It has become
clearer and
clearer that Florida Republicans in the leadership in the state legislature are resistant to moving the Sunshine state's presidential primary into compliance with the
national parties' rules on
delegate selection. What has struck FHQ over the last week or so is the amount and type of coverage this has been getting. There have been headlines or comments about Florida "
shredding", "blowing up" and "
wreaking havoc" with the 2012 presidential primary calendar. That may be the case, but I think it overstates the extent to which that is true by falling back on the example of the delegate battle between Hillary Clinton and Barack Obama over the state in 2008. It is easy to link up the negative implications from 2008 with the same sort of potential state versus national party conflicts in 2012.
But it unfairly heaps all of the blame for the situation on the state of Florida. And there is more than enough blame to go around here.
As a starting point, I should probably go ahead and say that I've been pointing to the Florida conundrum
since December 2008. I don't say that to boast, but merely as a means of highlighting the fact that this is not and should not have been news. Now, to people who tune in and out of the presidential nomination/election process it may be news, but it should not have been to the national parties. Both parties should have been mindful of Florida's position on the primary calendar in 2012 and should have devised rules or more to the point, penalties with Florida and the other non-compliant states in mind.
The Republicans did alter their delegate selection rules, but did not change the 50% penalty it places on delegations from states that violate the rules on timing. It could be argued that the shift from state parties deciding how they allocate their convention delegates to the proportionality requirement for all pre-April states is something of a penalty, but I'm not convinced that is the case. Yes, it is still early in terms of presidential primary movement -- early in state legislative sessions in a period that sees the most movement -- but there is no evidence that states are actively moving away from the proportional window (pre-April) and to the winner-take-all window (April and after).
One could make the point that with fewer states seemingly moving forward, the proportionality requirement is working as a deterrent. However, that too, is a rather thin argument. The states that were left behind in March, April, May and June in 2008 are states that are not frequent movers or traditionally have not been. That they didn't move during the 2008 cycle when so many other states were frontloading their contests should at least be some indication of that. The states that have had the most freedom to move in the past, then, are the states that are scheduled in February or earlier and have to move
back to comply with the national party rules.

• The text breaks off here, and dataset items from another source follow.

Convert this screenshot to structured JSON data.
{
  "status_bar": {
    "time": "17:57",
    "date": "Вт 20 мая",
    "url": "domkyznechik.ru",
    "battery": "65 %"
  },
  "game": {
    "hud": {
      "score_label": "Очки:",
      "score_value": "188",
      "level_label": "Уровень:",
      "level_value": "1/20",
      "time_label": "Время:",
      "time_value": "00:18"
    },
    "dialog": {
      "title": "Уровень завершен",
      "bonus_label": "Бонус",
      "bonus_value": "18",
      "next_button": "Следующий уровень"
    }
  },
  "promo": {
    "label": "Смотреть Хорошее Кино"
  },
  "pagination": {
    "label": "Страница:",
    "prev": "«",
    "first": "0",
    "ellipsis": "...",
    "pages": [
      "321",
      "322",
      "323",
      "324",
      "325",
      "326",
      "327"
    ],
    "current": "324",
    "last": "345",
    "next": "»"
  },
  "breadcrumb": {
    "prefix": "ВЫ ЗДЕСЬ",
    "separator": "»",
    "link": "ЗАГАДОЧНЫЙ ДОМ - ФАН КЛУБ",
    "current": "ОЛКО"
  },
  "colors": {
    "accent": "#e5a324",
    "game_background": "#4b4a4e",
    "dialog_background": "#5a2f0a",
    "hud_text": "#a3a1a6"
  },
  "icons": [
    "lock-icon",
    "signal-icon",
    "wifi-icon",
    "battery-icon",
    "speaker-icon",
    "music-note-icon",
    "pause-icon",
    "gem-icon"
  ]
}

Some are moving back, but they aren't moving back to take advantage of bonus delegates or to gain the freedom to decide how to allocate their convention delegates. No, those states moving back to comply with national party rules, but are opting for the most part to position themselves on the earliest possible date; a date that places them in the proportionality window.
So while the Republican National Committee made what could arguably be described as fundamental changes to the party's delegate selection rule, they essentially did nothing to prevent rogue states from challenging the primacy of Iowa, New Hampshire, Nevada and South Carolina. To be fair, the Democrats did not change their delegate selection rules much either, but because the party is unlikely to see a contested nomination race next year, observers are deprived of seeing whether the DNC having caved to the seating of Florida and Michigan delegates at the 2008 convention -- after the kerfuffle that stretched through primary season and into the summer -- will impact the future application of the state- and candidate-specific penalties the Democrats utilize. It should be noted that the 2008 Democrats largely steered clear of Florida and Michigan while their Republican counterparts did not.
The other irksome thing about the treatment of Florida in the wake of the legislative leadership's apparent defiance is that the decision makers are being portrayed as actively doing something to mar the 2012 primary calendar. In actuality, it is the state's potential inaction that is the story. No states are actively moving forward in 2012. Instead, because the national parties shifted the earliest date to hold nominating contests back to March, the question is one of states moving back or not moving back. Rogue states in 2012 are not like rogue states in 2008. The 2012 version is the state that ignores the national parties' desires and does nothing.
And on that point, Florida is but one of twenty states or districts that have to make a change. Seven states and the District of Columbia have legislation to move back, but twelve other states have yet to make any move at the state legislative or state party level. Florida just happens to be the earliest of those states and is necessarily the first domino that will have to drop. But there are others -- Arizona, Georgia, Michigan and New York most prominently -- that are also in violation of the national party rules, that have to this point in the cycle been quiet in terms of moving their delegate selection events and that could also threaten the scheduling of contests that the RNC and DNC had in mind when they finalized their respective delegate selection plans last summer.
Florida can take some blame, but there are other, later states that are also in violation of the rules that the national parties did not have the foresight to alter knowing this could or would be an issue. But the bottom line is that there is enough blame to go around for this situation. It stretches beyond just what is happening -- or not happening -- in Tallahassee.